Some carry a stash of plastic poop baggies during their dog walks to keep the neighborhood relatively doodoo-free. Sure, cleanup time is awkward, but hey, it's the right thing to do.
Others give their dogs a bed in their bedrooms. And some actually let them sleep in their bed as a nice hairy, warm, comforting, etc., nighttime pal.
That's great. Who cares? If people like it, more power to 'em. What dog hair? What doggie smell? What slobber marks on my car windows? My dog loves me. What's not to like?
But liking dogs over people could mean something else.
Such as, I like to be boss. If people were more like dogs, and I'm their boss/master, with just a little training they'd do what I say with one-word commands, or even hand signals.
If I'm a little wired from too much caffeine and a dash of road rage, I could shout orders to my cube farms of yes-men and women.
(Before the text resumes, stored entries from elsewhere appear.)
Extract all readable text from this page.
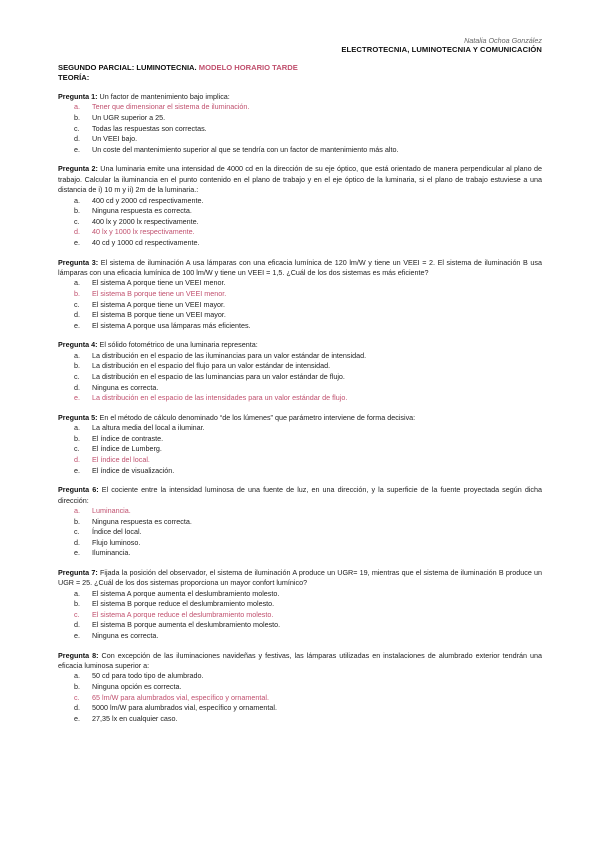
Natalia Ochoa González
ELECTROTECNIA, LUMINOTECNIA Y COMUNICACIÓN
SEGUNDO PARCIAL: LUMINOTECNIA. MODELO HORARIO TARDE
TEORÍA:
Pregunta 1: Un factor de mantenimiento bajo implica:
a.	Tener que dimensionar el sistema de iluminación.
b.	Un UGR superior a 25.
c.	Todas las respuestas son correctas.
d.	Un VEEI bajo.
e.	Un coste del mantenimiento superior al que se tendría con un factor de mantenimiento más alto.
Pregunta 2: Una luminaria emite una intensidad de 4000 cd en la dirección de su eje óptico, que está orientado de manera perpendicular al plano de trabajo. Calcular la iluminancia en el punto contenido en el plano de trabajo y en el eje óptico de la luminaria, si el plano de trabajo estuviese a una distancia de i) 10 m y ii) 2m de la luminaria.:
a.	400 cd y 2000 cd respectivamente.
b.	Ninguna respuesta es correcta.
c.	400 lx y 2000 lx respectivamente.
d.	40 lx y 1000 lx respectivamente.
e.	40 cd y 1000 cd respectivamente.
Pregunta 3: El sistema de iluminación A usa lámparas con una eficacia lumínica de 120 lm/W y tiene un VEEI = 2. El sistema de iluminación B usa lámparas con una eficacia lumínica de 100 lm/W y tiene un VEEI = 1,5. ¿Cuál de los dos sistemas es más eficiente?
a.	El sistema A porque tiene un VEEI menor.
b.	El sistema B porque tiene un VEEI menor.
c.	El sistema A porque tiene un VEEI mayor.
d.	El sistema B porque tiene un VEEI mayor.
e.	El sistema A porque usa lámparas más eficientes.
Pregunta 4: El sólido fotométrico de una luminaria representa:
a.	La distribución en el espacio de las iluminancias para un valor estándar de intensidad.
b.	La distribución en el espacio del flujo para un valor estándar de intensidad.
c.	La distribución en el espacio de las luminancias para un valor estándar de flujo.
d.	Ninguna es correcta.
e.	La distribución en el espacio de las intensidades para un valor estándar de flujo.
Pregunta 5: En el método de cálculo denominado “de los lúmenes” que parámetro interviene de forma decisiva:
a.	La altura media del local a iluminar.
b.	El índice de contraste.
c.	El índice de Lumberg.
d.	El índice del local.
e.	El índice de visualización.
Pregunta 6: El cociente entre la intensidad luminosa de una fuente de luz, en una dirección, y la superficie de la fuente proyectada según dicha dirección:
a.	Luminancia.
b.	Ninguna respuesta es correcta.
c.	Índice del local.
d.	Flujo luminoso.
e.	Iluminancia.
Pregunta 7: Fijada la posición del observador, el sistema de iluminación A produce un UGR= 19, mientras que el sistema de iluminación B produce un UGR = 25. ¿Cuál de los dos sistemas proporciona un mayor confort lumínico?
a.	El sistema A porque aumenta el deslumbramiento molesto.
b.	El sistema B porque reduce el deslumbramiento molesto.
c.	El sistema A porque reduce el deslumbramiento molesto.
d.	El sistema B porque aumenta el deslumbramiento molesto.
e.	Ninguna es correcta.
Pregunta 8: Con excepción de las iluminaciones navideñas y festivas, las lámparas utilizadas en instalaciones de alumbrado exterior tendrán una eficacia luminosa superior a:
a.	50 cd para todo tipo de alumbrado.
b.	Ninguna opción es correcta.
c.	65 lm/W para alumbrados vial, específico y ornamental.
d.	5000 lm/W para alumbrados vial, específico y ornamental.
e.	27,35 lx en cualquier caso.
After all, they wouldn't have an independent thought in their heads, except for when to eat or go for a walk!
"That's a baaaaaad person," I could say to anybody screwing up. And that could bring on groveling, whining and worried eyes!
Or, when feeling jaunty about orders obeyed, I could also croon, "Good person, that's a good person, yes you are! Someone gets a personie treat for that!" Ahh, the power!
It's probably best when power-drunk bosses don't expect underlings to obey commands such as "jump!" "sit!" "stay!" or "lay down!" But hand signals might be good ...
Seriously, the dogs-are-good bumper sticker doesn't expect people to dumb down to a dog's behavior. It just notes how nice dogs are to humans, and how too often in our daily lives, humans treat each other shabbily. It simply conjures a better world if we all were as friendly as dogs.
So maybe Fido has something key to teach us humans. A new trick for an old, stubborn humanity to learn.
Maybe it's a notion for a new bumper sticker message. Something like, "Be nice to people. You know ... like your dog is to you."